[A Ball Player’s Career by Adrian C. Anson]@TWC D-Link book
A Ball Player’s Career

CHAPTER XXV
7/9

Climbing up the rope ladder to where they could overlook the awning, the boys found the mascot crawling on his hands and knees toward the rigging and dragging behind him an umbrella in a badly damaged condition.

When Fogarty asked him what he was doing, he replied, after a long interval of silence, "Just been a practicin'," after which he informed them that had he landed all right he should have attempted to win his bet the next morning.

One experience of this kind was enough for him, however, and though the boys begged him to give them another exhibition of his skill in making the parachute leap, nothing could induce him to do so.
"Craps," a game introduced by the mascot, soon became more popular in the card-room than even poker, and the rattle of the bones and the cries of "Come, seben, come eleben, what's de mattah wid you dice," and other kindred remarks natural to the game coming from the lips of the chocolate-colored coon were to be heard at all hours.
The nights during this portion of our trip were especially fine, and we enjoyed them immensely sitting on deck until the "wee sma' hours" watching the starlight that turned the surface of the water into a great field of glistening diamonds, and the silvery wake of the ship, that stretched away out into the ocean like a track of moonbeams, growing dimmer and dimmer until it was lost in the darkness that lay beyond.
It was just as the sun peeped above the distant horizon on the morning of January 25th that we first caught a glimpse of the shores of Elephant Island, lying just off the coast of Ceylon, and at ten o'clock the shores of the island of Ceylon itself were full in sight.

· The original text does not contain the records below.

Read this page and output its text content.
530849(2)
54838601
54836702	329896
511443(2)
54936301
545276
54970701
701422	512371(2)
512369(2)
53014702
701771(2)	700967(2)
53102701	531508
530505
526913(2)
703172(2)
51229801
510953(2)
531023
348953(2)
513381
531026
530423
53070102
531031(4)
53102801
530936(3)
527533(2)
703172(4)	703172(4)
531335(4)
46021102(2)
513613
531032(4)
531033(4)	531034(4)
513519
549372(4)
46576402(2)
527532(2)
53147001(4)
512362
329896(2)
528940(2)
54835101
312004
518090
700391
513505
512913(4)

As we drew nearer the narrow-bodied proas, the boats of the natives, paddled by dark-skinned boatmen innocent of clothing came crowding about the steamer in great numbers, while the white-winged gulls hung above the vessel in clouds, darting so near to us at times that we could almost touch them with our hands.

Past Point de Galle, with its crumbling walls of white cement, that made them appear as if they had but recently been whitewashed, we steamed until we came in sight of Colombo, and stopped at the entrance of the breakwater to await the arrival of the harbor master.